# Great American Road Trip



## 5th Time Around (Jul 8, 2008)

Just flipping chanels and saw this show an Rv style game show. Maybe we can take notes for the next rally.


----------



## folsom_five (Jan 10, 2008)

5th Time Around said:


> Just flipping chanels and saw this show an Rv style game show. Maybe we can take notes for the next rally.


Haven't watched it yet, but they were filming a portion of it while we were visiting Slide Rock in Arizona. I think there were only 4 families left at that time. If they air that portion during the show then there will be a good chance that I will be in the background somewhere. 
I plan on watching as soon as we get back from OUR "Great American Road Trip".


----------



## Ghosty (Jan 17, 2005)

I saw it last week and it was pretty lame ... it also got really really low Nielsen ratings so it may not even make the entire pre-season ... bascially its an "Amazing Race" without any of the excitement -- just a whole bunch of families in different RVs driving from one location to another...


----------



## rock hill (Apr 17, 2009)

I turned it on to see what it is about, but I had to bail. It is unwatchable.


----------



## mswalt (Sep 14, 2004)

Yeah, I saw about 5 minutes of it, then switched channels.

Mark


----------



## Sayonara (Jul 23, 2007)

Havnt seen it. but by the sounds of things i guess i wont be looking for it.


----------



## 2dayinc (Jul 2, 2008)

I've seen it and the Pollard family from Alabama isn't representing us here in Bama very well.

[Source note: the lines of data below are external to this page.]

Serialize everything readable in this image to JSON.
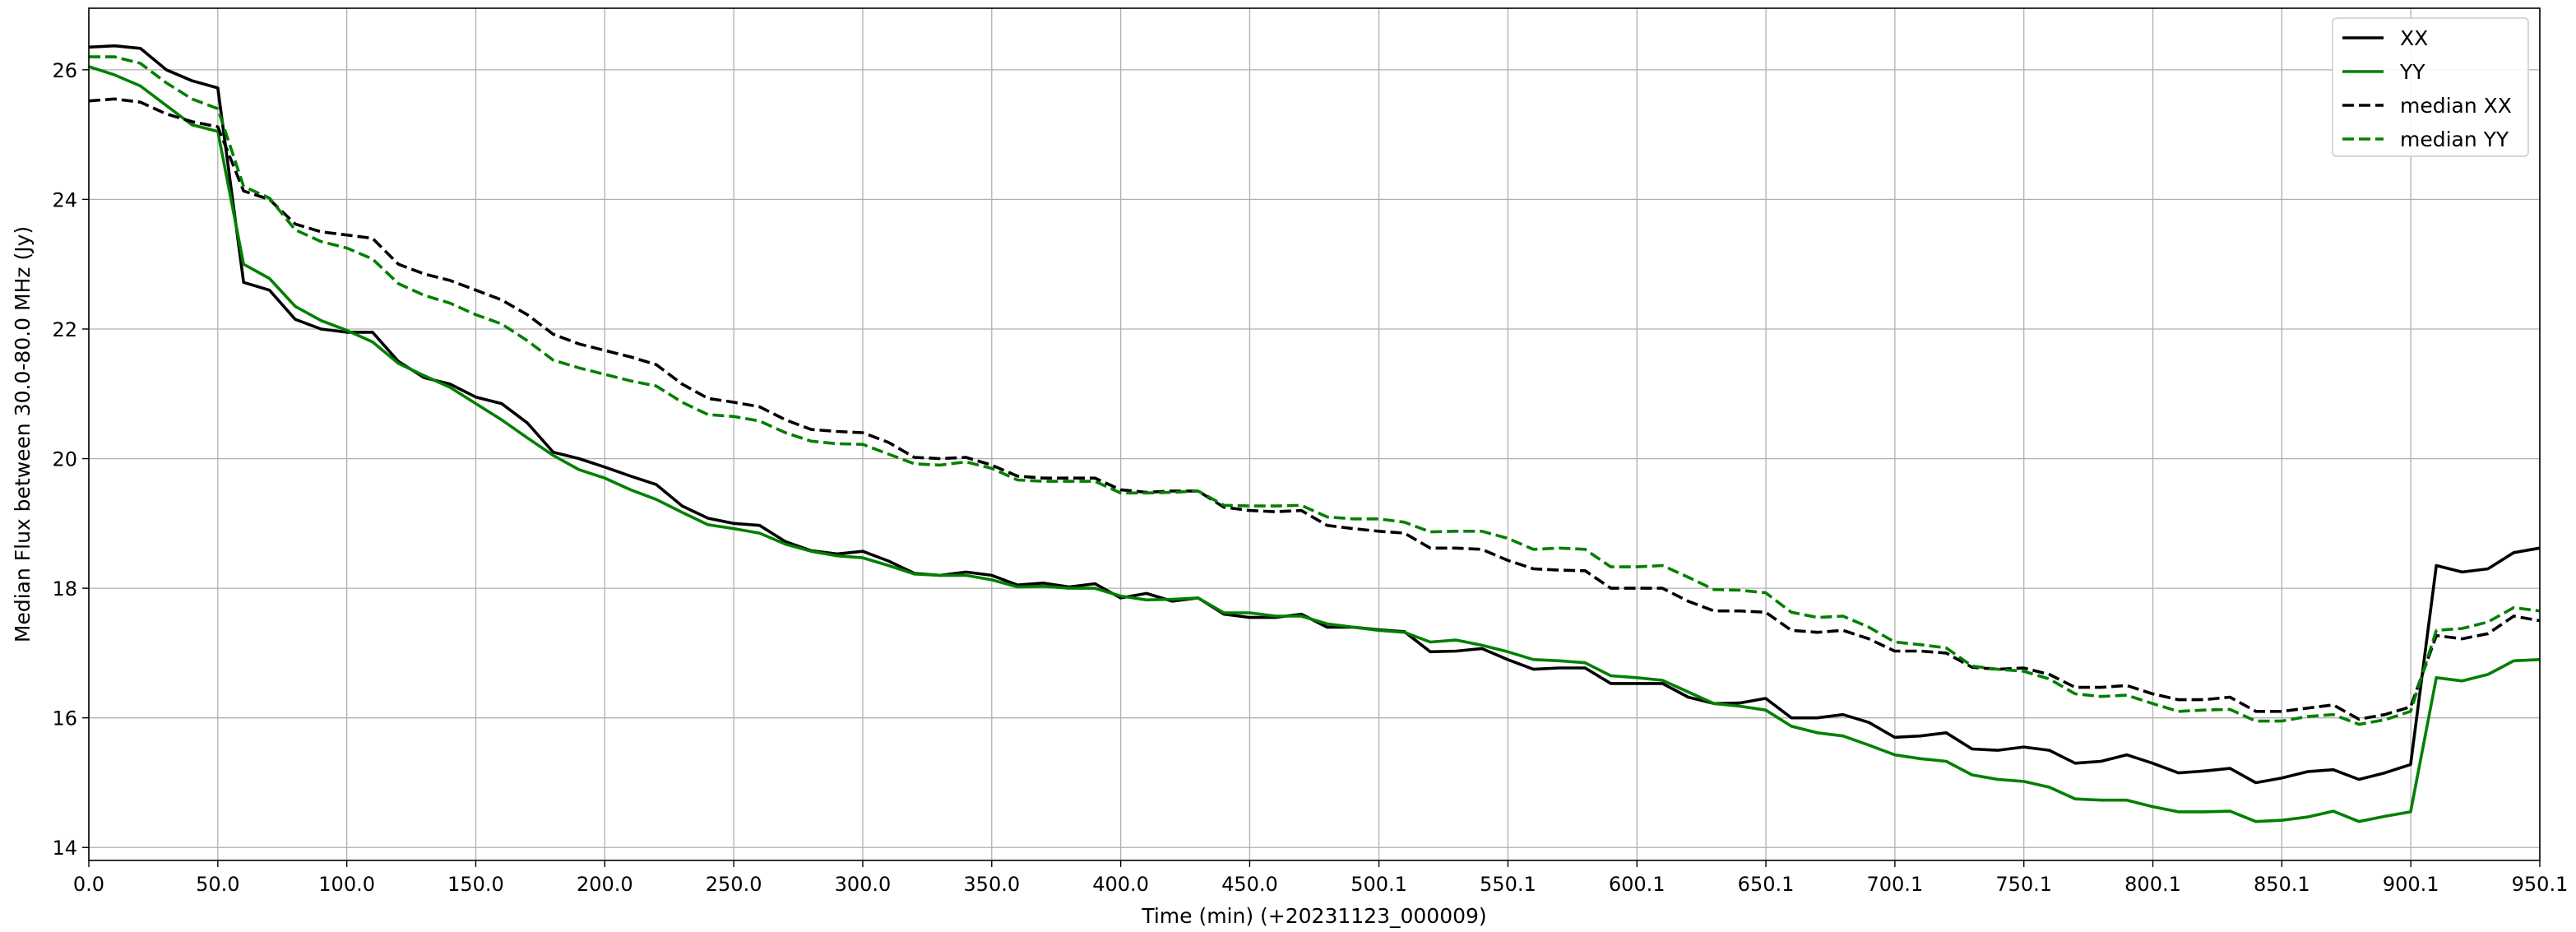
{
  "chart_data": {
    "type": "line",
    "xlabel": "Time (min) (+20231123_000009)",
    "ylabel": "Median Flux between 30.0-80.0 MHz  (Jy)",
    "xlim": [
      0,
      950.1
    ],
    "ylim": [
      13.8,
      26.95
    ],
    "grid": true,
    "legend_position": "top-right",
    "x_ticks": [
      0.0,
      50.0,
      100.0,
      150.0,
      200.0,
      250.0,
      300.0,
      350.0,
      400.0,
      450.0,
      500.1,
      550.1,
      600.1,
      650.1,
      700.1,
      750.1,
      800.1,
      850.1,
      900.1,
      950.1
    ],
    "x_tick_labels": [
      "0.0",
      "50.0",
      "100.0",
      "150.0",
      "200.0",
      "250.0",
      "300.0",
      "350.0",
      "400.0",
      "450.0",
      "500.1",
      "550.1",
      "600.1",
      "650.1",
      "700.1",
      "750.1",
      "800.1",
      "850.1",
      "900.1",
      "950.1"
    ],
    "y_ticks": [
      14,
      16,
      18,
      20,
      22,
      24,
      26
    ],
    "y_tick_labels": [
      "14",
      "16",
      "18",
      "20",
      "22",
      "24",
      "26"
    ],
    "x": [
      0,
      10,
      20,
      30,
      40,
      50,
      60,
      70,
      80,
      90,
      100,
      110,
      120,
      130,
      140,
      150,
      160,
      170,
      180,
      190,
      200,
      210,
      220,
      230,
      240,
      250,
      260,
      270,
      280,
      290,
      300,
      310,
      320,
      330,
      340,
      350,
      360,
      370,
      380,
      390,
      400,
      410,
      420,
      430,
      440,
      450,
      460,
      470,
      480,
      490,
      500,
      510,
      520,
      530,
      540,
      550,
      560,
      570,
      580,
      590,
      600,
      610,
      620,
      630,
      640,
      650,
      660,
      670,
      680,
      690,
      700,
      710,
      720,
      730,
      740,
      750,
      760,
      770,
      780,
      790,
      800,
      810,
      820,
      830,
      840,
      850,
      860,
      870,
      880,
      890,
      900,
      910,
      920,
      930,
      940,
      950
    ],
    "series": [
      {
        "name": "XX",
        "color": "#000000",
        "dash": "solid",
        "values": [
          26.35,
          26.37,
          26.33,
          26.0,
          25.83,
          25.72,
          22.72,
          22.6,
          22.15,
          22.0,
          21.95,
          21.95,
          21.5,
          21.25,
          21.15,
          20.95,
          20.85,
          20.55,
          20.1,
          20.0,
          19.87,
          19.73,
          19.6,
          19.27,
          19.08,
          19.0,
          18.97,
          18.72,
          18.58,
          18.53,
          18.57,
          18.42,
          18.23,
          18.2,
          18.25,
          18.2,
          18.05,
          18.08,
          18.02,
          18.07,
          17.85,
          17.92,
          17.8,
          17.85,
          17.6,
          17.55,
          17.55,
          17.6,
          17.4,
          17.4,
          17.36,
          17.33,
          17.02,
          17.03,
          17.07,
          16.9,
          16.75,
          16.77,
          16.77,
          16.53,
          16.53,
          16.53,
          16.32,
          16.22,
          16.23,
          16.3,
          16.0,
          16.0,
          16.05,
          15.93,
          15.7,
          15.72,
          15.77,
          15.52,
          15.5,
          15.55,
          15.5,
          15.3,
          15.33,
          15.43,
          15.3,
          15.15,
          15.18,
          15.22,
          15.0,
          15.07,
          15.17,
          15.2,
          15.05,
          15.15,
          15.28,
          18.35,
          18.25,
          18.3,
          18.55,
          18.62
        ]
      },
      {
        "name": "YY",
        "color": "#008000",
        "dash": "solid",
        "values": [
          26.05,
          25.92,
          25.75,
          25.45,
          25.15,
          25.05,
          23.0,
          22.78,
          22.35,
          22.13,
          21.98,
          21.8,
          21.47,
          21.28,
          21.1,
          20.85,
          20.6,
          20.32,
          20.05,
          19.83,
          19.7,
          19.52,
          19.37,
          19.17,
          18.98,
          18.92,
          18.85,
          18.68,
          18.57,
          18.5,
          18.47,
          18.35,
          18.22,
          18.2,
          18.2,
          18.13,
          18.02,
          18.03,
          18.0,
          18.0,
          17.88,
          17.82,
          17.83,
          17.85,
          17.62,
          17.62,
          17.57,
          17.57,
          17.45,
          17.4,
          17.35,
          17.32,
          17.17,
          17.2,
          17.12,
          17.02,
          16.9,
          16.88,
          16.85,
          16.65,
          16.62,
          16.58,
          16.4,
          16.22,
          16.18,
          16.12,
          15.87,
          15.77,
          15.72,
          15.58,
          15.43,
          15.37,
          15.33,
          15.12,
          15.05,
          15.02,
          14.93,
          14.75,
          14.73,
          14.73,
          14.63,
          14.55,
          14.55,
          14.56,
          14.4,
          14.42,
          14.47,
          14.56,
          14.4,
          14.48,
          14.55,
          16.62,
          16.57,
          16.67,
          16.88,
          16.9
        ]
      },
      {
        "name": "median XX",
        "color": "#000000",
        "dash": "dashed",
        "values": [
          25.52,
          25.55,
          25.5,
          25.32,
          25.2,
          25.12,
          24.13,
          24.0,
          23.62,
          23.5,
          23.45,
          23.4,
          23.0,
          22.85,
          22.75,
          22.6,
          22.45,
          22.22,
          21.92,
          21.77,
          21.67,
          21.57,
          21.45,
          21.15,
          20.93,
          20.87,
          20.8,
          20.6,
          20.45,
          20.42,
          20.4,
          20.25,
          20.02,
          20.0,
          20.02,
          19.9,
          19.73,
          19.7,
          19.7,
          19.7,
          19.52,
          19.48,
          19.5,
          19.5,
          19.25,
          19.2,
          19.18,
          19.2,
          18.97,
          18.92,
          18.88,
          18.85,
          18.62,
          18.62,
          18.6,
          18.43,
          18.3,
          18.28,
          18.27,
          18.0,
          18.0,
          18.0,
          17.8,
          17.65,
          17.65,
          17.63,
          17.35,
          17.32,
          17.35,
          17.22,
          17.03,
          17.03,
          17.0,
          16.78,
          16.75,
          16.77,
          16.67,
          16.47,
          16.47,
          16.5,
          16.37,
          16.28,
          16.28,
          16.32,
          16.1,
          16.1,
          16.15,
          16.2,
          15.98,
          16.05,
          16.17,
          17.27,
          17.22,
          17.3,
          17.57,
          17.5
        ]
      },
      {
        "name": "median YY",
        "color": "#008000",
        "dash": "dashed",
        "values": [
          26.2,
          26.2,
          26.1,
          25.8,
          25.55,
          25.4,
          24.2,
          24.02,
          23.53,
          23.35,
          23.25,
          23.08,
          22.7,
          22.52,
          22.4,
          22.22,
          22.08,
          21.82,
          21.52,
          21.4,
          21.3,
          21.2,
          21.12,
          20.87,
          20.68,
          20.65,
          20.58,
          20.4,
          20.27,
          20.23,
          20.22,
          20.07,
          19.92,
          19.9,
          19.95,
          19.85,
          19.67,
          19.65,
          19.65,
          19.65,
          19.47,
          19.47,
          19.48,
          19.5,
          19.28,
          19.27,
          19.27,
          19.28,
          19.1,
          19.07,
          19.07,
          19.02,
          18.87,
          18.88,
          18.88,
          18.77,
          18.6,
          18.62,
          18.6,
          18.33,
          18.33,
          18.35,
          18.17,
          17.98,
          17.97,
          17.93,
          17.63,
          17.55,
          17.57,
          17.4,
          17.17,
          17.13,
          17.08,
          16.8,
          16.75,
          16.72,
          16.6,
          16.37,
          16.33,
          16.35,
          16.22,
          16.1,
          16.12,
          16.13,
          15.95,
          15.95,
          16.02,
          16.05,
          15.9,
          15.97,
          16.1,
          17.35,
          17.38,
          17.48,
          17.7,
          17.65
        ]
      }
    ]
  }
}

Don't know if I can stand to watch it all the way through.


----------



## wolfwood (Sep 19, 2005)

Thanks for the Reviews, guys! Saved us the *apparent* pain of watching it ourselves...


----------



## 5th Time Around (Jul 8, 2008)

Unfortunately, I think the RV industry put some money into that show, it is a shame that it is so poorly done. I always watch reality tv to think of new games for scouts to play, like when the Survivor show was on and the Fear Factor. We had 4 camps around those themes. Maybe this show should have had families that had RV'd before.


----------